摘要-利用大量训练数据（SA-1B），Meta-AI Research提出的基础分段任意模型（SAM）具有显著的泛化能力和零样本能力。尽管如此，作为一种类别不可知的实例分割方法，SAM在很大程度上依赖于之前涉及点、框和粗粒度掩码的手动指导。此外，它在遥感图像分割任务中的性能还有待充分探索和证明。在本文中，我们考虑设计一种基于SAM基础模型的遥感图像自动实例分割方法，结合语义类别信息。受即时学习的启发，我们提出了一种方法来学习SAM输入的适当提示的生成。这使得SAM能够为遥感图像产生语义上可辨别的分割结果，我们称之为RSPrompter。根据最近的发展，我们还根据SAM社区的最新发展，提出了几个正在进行的衍生工具，例如分割任务，并将其性能与RSPrompter进行了比较。
在这里插入图片描述

引言

Deep learning algorithms have exhibited remarkable potential in instance segmentation for remote sensing images, demonstrating their ability to extract deep, discernible features from raw data [16–19]. Presently, the primary instance segmentation algorithms comprise two-stage R-CNN series algorithms (e.g., Mask R-CNN [20], Cascade Mask R-CNN [21], Mask Scoring R-CNN [22], HTC [23], and HQ-ISNet [1]), as well as one-stage algorithms (e.g., YOLACT [24], BlendMask [25], EmbedMask [26], Condinst [27], SOLO [28], and Mask2former [29]). However, the complexity of remote sensing image backgrounds and the diversity of scenes limit the generalization and adaptability of these algorithms.Therefore, devising instance segmentation models capable of

深度学习算法在遥感图像分割方面表现出了显著的潜力，证明了它们从原始数据中提取深层可辨别特征的能力[16-19]。目前，主要实例分割算法包括两阶段R-CNN系列算法（例如，Mask R-CNN[20]、Cascade Mask R-CNN[21]、Mask Scoring R-CNN[22]、HTC[23]和HQ ISNet[1]），以及一阶段算法（例如YOLACT[24]、BlendMask[25]、EmbedMask[26]、Condinst[27]、SOLO[28]和Mask2former[29]）。然而，遥感图像背景的复杂性和场景的多样性限制了这些算法的通用性和适应性。
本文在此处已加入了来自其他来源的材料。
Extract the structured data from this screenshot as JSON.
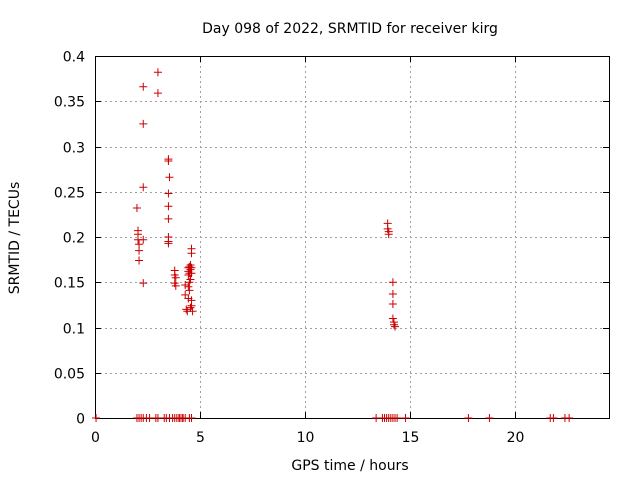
{
  "chart_data": {
    "type": "scatter",
    "title": "Day 098 of 2022, SRMTID for receiver kirg",
    "xlabel": "GPS time / hours",
    "ylabel": "SRMTID / TECUs",
    "xlim": [
      0,
      24.5
    ],
    "ylim": [
      0,
      0.4
    ],
    "xticks": [
      0,
      5,
      10,
      15,
      20
    ],
    "yticks": [
      0,
      0.05,
      0.1,
      0.15,
      0.2,
      0.25,
      0.3,
      0.35,
      0.4
    ],
    "xtick_labels": [
      "0",
      "5",
      "10",
      "15",
      "20"
    ],
    "ytick_labels": [
      "0",
      "0.05",
      "0.1",
      "0.15",
      "0.2",
      "0.25",
      "0.3",
      "0.35",
      "0.4"
    ],
    "grid": true,
    "marker": "+",
    "marker_color": "#cc0000",
    "series": [
      {
        "name": "SRMTID",
        "points": [
          [
            2.0,
            0.232
          ],
          [
            2.05,
            0.207
          ],
          [
            2.05,
            0.203
          ],
          [
            2.05,
            0.197
          ],
          [
            2.1,
            0.192
          ],
          [
            2.1,
            0.185
          ],
          [
            2.1,
            0.174
          ],
          [
            2.3,
            0.366
          ],
          [
            2.3,
            0.325
          ],
          [
            2.3,
            0.255
          ],
          [
            2.3,
            0.197
          ],
          [
            2.3,
            0.149
          ],
          [
            3.0,
            0.382
          ],
          [
            3.0,
            0.359
          ],
          [
            3.5,
            0.286
          ],
          [
            3.5,
            0.284
          ],
          [
            3.55,
            0.266
          ],
          [
            3.5,
            0.248
          ],
          [
            3.5,
            0.234
          ],
          [
            3.5,
            0.22
          ],
          [
            3.5,
            0.2
          ],
          [
            3.5,
            0.195
          ],
          [
            3.5,
            0.193
          ],
          [
            3.8,
            0.163
          ],
          [
            3.8,
            0.158
          ],
          [
            3.85,
            0.155
          ],
          [
            3.8,
            0.149
          ],
          [
            3.85,
            0.146
          ],
          [
            4.3,
            0.147
          ],
          [
            4.3,
            0.136
          ],
          [
            4.35,
            0.12
          ],
          [
            4.4,
            0.118
          ],
          [
            4.45,
            0.166
          ],
          [
            4.45,
            0.162
          ],
          [
            4.45,
            0.158
          ],
          [
            4.45,
            0.145
          ],
          [
            4.45,
            0.132
          ],
          [
            4.5,
            0.167
          ],
          [
            4.5,
            0.16
          ],
          [
            4.5,
            0.15
          ],
          [
            4.5,
            0.141
          ],
          [
            4.55,
            0.169
          ],
          [
            4.55,
            0.164
          ],
          [
            4.55,
            0.153
          ],
          [
            4.55,
            0.122
          ],
          [
            4.6,
            0.187
          ],
          [
            4.6,
            0.182
          ],
          [
            4.6,
            0.166
          ],
          [
            4.6,
            0.16
          ],
          [
            4.6,
            0.13
          ],
          [
            4.6,
            0.124
          ],
          [
            4.65,
            0.118
          ],
          [
            13.95,
            0.215
          ],
          [
            13.95,
            0.209
          ],
          [
            14.0,
            0.206
          ],
          [
            14.0,
            0.203
          ],
          [
            14.2,
            0.15
          ],
          [
            14.2,
            0.137
          ],
          [
            14.2,
            0.126
          ],
          [
            14.2,
            0.11
          ],
          [
            14.25,
            0.106
          ],
          [
            14.25,
            0.103
          ],
          [
            14.3,
            0.101
          ],
          [
            0.05,
            0
          ],
          [
            2.0,
            0
          ],
          [
            2.1,
            0
          ],
          [
            2.2,
            0
          ],
          [
            2.3,
            0
          ],
          [
            2.45,
            0
          ],
          [
            2.6,
            0
          ],
          [
            2.9,
            0
          ],
          [
            3.0,
            0
          ],
          [
            3.3,
            0
          ],
          [
            3.4,
            0
          ],
          [
            3.55,
            0
          ],
          [
            3.7,
            0
          ],
          [
            3.8,
            0
          ],
          [
            3.9,
            0
          ],
          [
            4.0,
            0
          ],
          [
            4.05,
            0
          ],
          [
            4.15,
            0
          ],
          [
            4.2,
            0
          ],
          [
            4.3,
            0
          ],
          [
            4.5,
            0
          ],
          [
            4.6,
            0
          ],
          [
            13.4,
            0
          ],
          [
            13.7,
            0
          ],
          [
            13.8,
            0
          ],
          [
            13.9,
            0
          ],
          [
            14.0,
            0
          ],
          [
            14.1,
            0
          ],
          [
            14.2,
            0
          ],
          [
            14.3,
            0
          ],
          [
            14.4,
            0
          ],
          [
            14.8,
            0
          ],
          [
            17.8,
            0
          ],
          [
            18.8,
            0
          ],
          [
            21.7,
            0
          ],
          [
            21.85,
            0
          ],
          [
            22.4,
            0
          ],
          [
            22.6,
            0
          ]
        ]
      }
    ]
  }
}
In recent years, substantial progress has been made in foundation models, such as GPT-4 [30], Flamingo [31], and SAM [32], significantly contributing to the advancement of human society. Despite remote sensing being characterized by its big data attributes since its inception [11, 33], foundation models tailored for this field have not yet emerged. In this paper, our primary aim is not to develop a universal foundation model for remote sensing, but rather to explore the applicability of the SAM segmentation foundation model from the computer vision domain to instance segmentation in remote sensing imagery. We anticipate that such foundation models will foster the continued growth and progress of the remote sensing field

近年来，基础模型取得了实质性进展，如GPT-4[30]、Flamingo[31]和SAM[32]，为人类社会的进步做出了重大贡献。尽管遥感自诞生以来就以其大数据属性为特征[11，33]，但为该领域量身定制的基础模型尚未出现。在本文中，我们的主要目的不是开发一个通用的遥感基础模型，而是探索SAM分割基础模型从计算机视觉领域到遥感图像实例分割的适用性。我们预计，这些基础模型将促进遥感领域的持续增长和进步。

Since SAM is a category-agnostic segmentation model, the deep feature maps of the image encoder are unlikely to contain rich semantic category information. To overcome this, we extract features from the intermediate layers of the encoder to form the input of the prompter, which generates prompts containing semantic category information. Secondly, SAM prompts include points (foreground/background points), boxes, or masks. Considering that generating point coordinates requires searching in the original SAM prompt’s manifold, which greatly limits the optimization space of the prompter, we further relax the representation of prompts and directly generate prompt embeddings, which can be understood as the embeddings of points or boxes, instead of the original coordinates. This design also avoids the obstacle of gradient flow from high-dimensional to low-dimensional and then back to high-dimensional features, i.e., from high-dimension image features to point coordinates and then to positional encodings.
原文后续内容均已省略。